In caring for the woman I called Mommy I looked far beyond the woman I had always known and got to know the girl she was once & the woman she later became. I learned about her life, her experiences as a person; someone other than my parent. Many things, totally unfathomable both as her child and later as we interacted as adults became clearer. Our journey together; my Mother as the patient and I, her nurse, lasted slightly over 8 years in the most acute aspect of it but it provided me with information and understanding of her actions, behaviors, thoughts and feelings I did not possess before. In short, she was, as we all are, an accumulation of her walk through this world and this was revealed in both the bitter and most often, in the sublime. I am blessed to have been given the time and circumstances enabling me to know this woman as someone other than my Mom. She was so much more than just that one parcel of her life and the wisdom I was so often the benefit of was earned with her very soul.

Mother’s Day presents an opportunity to acknowledge the person who gave you life. My wish for all of you for your Mother’s day is that you take the time to know the woman who is your Mother not just in that one confining role but as the myriad of parts she really is.
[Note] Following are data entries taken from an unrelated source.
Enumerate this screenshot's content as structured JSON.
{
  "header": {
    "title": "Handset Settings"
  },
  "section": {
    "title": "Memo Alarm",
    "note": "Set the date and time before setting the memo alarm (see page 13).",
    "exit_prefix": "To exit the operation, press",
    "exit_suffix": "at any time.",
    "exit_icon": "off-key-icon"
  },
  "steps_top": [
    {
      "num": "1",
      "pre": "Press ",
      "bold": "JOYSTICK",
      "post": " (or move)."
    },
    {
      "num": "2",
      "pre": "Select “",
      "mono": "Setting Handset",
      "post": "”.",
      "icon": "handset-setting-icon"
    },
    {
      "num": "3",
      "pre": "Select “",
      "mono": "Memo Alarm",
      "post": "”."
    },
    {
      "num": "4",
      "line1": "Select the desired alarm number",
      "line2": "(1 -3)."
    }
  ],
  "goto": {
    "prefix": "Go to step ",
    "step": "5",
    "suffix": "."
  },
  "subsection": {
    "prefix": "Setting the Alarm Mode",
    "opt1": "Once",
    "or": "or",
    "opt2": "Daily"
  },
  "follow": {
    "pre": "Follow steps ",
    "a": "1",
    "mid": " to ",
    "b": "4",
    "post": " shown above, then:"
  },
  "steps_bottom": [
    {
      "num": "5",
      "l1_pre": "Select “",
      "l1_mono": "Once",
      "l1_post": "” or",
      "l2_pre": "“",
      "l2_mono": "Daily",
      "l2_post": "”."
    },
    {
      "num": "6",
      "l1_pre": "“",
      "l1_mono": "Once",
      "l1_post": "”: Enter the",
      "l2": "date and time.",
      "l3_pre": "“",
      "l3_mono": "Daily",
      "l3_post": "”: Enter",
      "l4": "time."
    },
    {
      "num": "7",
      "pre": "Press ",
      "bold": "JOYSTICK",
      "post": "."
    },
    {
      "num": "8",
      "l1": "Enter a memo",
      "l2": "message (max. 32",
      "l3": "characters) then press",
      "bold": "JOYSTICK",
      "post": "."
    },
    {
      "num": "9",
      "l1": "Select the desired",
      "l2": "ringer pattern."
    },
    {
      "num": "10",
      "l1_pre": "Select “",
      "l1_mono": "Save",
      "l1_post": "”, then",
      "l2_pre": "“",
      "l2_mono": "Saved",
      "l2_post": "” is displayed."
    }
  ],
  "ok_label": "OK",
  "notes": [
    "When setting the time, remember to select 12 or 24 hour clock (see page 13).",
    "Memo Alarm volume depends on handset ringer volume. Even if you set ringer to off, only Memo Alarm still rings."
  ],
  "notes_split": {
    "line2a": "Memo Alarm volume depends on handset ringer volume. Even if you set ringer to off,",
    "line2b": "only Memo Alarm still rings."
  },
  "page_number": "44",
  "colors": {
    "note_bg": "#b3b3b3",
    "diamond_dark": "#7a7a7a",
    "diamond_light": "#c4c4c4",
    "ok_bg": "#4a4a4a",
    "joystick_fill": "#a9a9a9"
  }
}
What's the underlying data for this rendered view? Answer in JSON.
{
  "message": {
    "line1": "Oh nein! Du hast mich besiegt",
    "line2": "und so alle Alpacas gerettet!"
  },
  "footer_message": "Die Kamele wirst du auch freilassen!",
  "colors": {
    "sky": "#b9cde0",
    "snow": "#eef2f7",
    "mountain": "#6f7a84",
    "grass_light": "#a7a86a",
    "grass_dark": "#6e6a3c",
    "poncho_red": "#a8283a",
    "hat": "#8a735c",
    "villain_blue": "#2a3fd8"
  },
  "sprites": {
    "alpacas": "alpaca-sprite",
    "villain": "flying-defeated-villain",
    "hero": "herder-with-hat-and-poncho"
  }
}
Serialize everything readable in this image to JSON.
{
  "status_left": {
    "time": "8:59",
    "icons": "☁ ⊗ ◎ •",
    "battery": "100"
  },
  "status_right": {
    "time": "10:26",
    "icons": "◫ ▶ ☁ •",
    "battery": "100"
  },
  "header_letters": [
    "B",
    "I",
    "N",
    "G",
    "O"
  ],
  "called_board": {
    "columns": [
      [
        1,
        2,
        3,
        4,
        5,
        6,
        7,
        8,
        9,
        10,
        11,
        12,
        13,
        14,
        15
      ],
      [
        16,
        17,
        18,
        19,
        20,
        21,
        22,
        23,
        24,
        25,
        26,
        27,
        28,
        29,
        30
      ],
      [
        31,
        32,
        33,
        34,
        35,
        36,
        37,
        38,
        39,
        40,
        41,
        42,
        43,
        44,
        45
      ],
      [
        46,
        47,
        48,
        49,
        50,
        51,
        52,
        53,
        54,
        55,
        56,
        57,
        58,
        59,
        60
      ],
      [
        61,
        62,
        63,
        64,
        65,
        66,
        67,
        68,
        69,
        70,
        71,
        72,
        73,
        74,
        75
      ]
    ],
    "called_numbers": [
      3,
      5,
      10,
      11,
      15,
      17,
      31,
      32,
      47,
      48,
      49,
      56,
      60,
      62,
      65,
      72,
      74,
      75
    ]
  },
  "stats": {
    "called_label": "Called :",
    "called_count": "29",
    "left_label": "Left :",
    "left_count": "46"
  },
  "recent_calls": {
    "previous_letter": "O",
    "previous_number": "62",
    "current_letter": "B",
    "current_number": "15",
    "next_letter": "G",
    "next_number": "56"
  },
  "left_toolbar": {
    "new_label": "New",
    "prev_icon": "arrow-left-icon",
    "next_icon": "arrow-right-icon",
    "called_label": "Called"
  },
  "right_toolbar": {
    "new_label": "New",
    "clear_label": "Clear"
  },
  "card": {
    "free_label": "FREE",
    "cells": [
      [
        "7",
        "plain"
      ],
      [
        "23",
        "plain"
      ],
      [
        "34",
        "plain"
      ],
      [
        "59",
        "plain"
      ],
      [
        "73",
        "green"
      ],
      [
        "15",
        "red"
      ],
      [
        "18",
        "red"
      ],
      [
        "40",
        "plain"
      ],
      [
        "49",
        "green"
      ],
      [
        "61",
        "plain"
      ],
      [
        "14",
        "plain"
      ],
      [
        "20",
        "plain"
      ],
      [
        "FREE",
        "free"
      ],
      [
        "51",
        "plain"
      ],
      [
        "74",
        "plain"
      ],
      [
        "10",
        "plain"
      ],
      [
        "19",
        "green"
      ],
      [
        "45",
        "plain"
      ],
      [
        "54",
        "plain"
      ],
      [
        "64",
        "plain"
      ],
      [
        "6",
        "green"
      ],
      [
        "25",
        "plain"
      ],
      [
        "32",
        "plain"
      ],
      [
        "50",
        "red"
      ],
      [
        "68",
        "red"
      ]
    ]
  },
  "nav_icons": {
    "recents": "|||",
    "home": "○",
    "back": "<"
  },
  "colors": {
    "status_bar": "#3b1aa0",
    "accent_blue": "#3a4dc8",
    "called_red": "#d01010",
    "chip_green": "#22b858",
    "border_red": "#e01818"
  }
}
In the knowing of her fears, her dreams, her thoughts, her values and her life you may find more than you ever thought. You may find she is not so very different from you. You may find the only person on the face of this earth who wants more for you than for herself and wishes you the sun, the moon and the stars every day you live. You may find a woman who loves you with a strength you cannot even imagine unless you have a child of your own. You may find your heart held in the gentlest hands that will ever touch it again because you began under her own.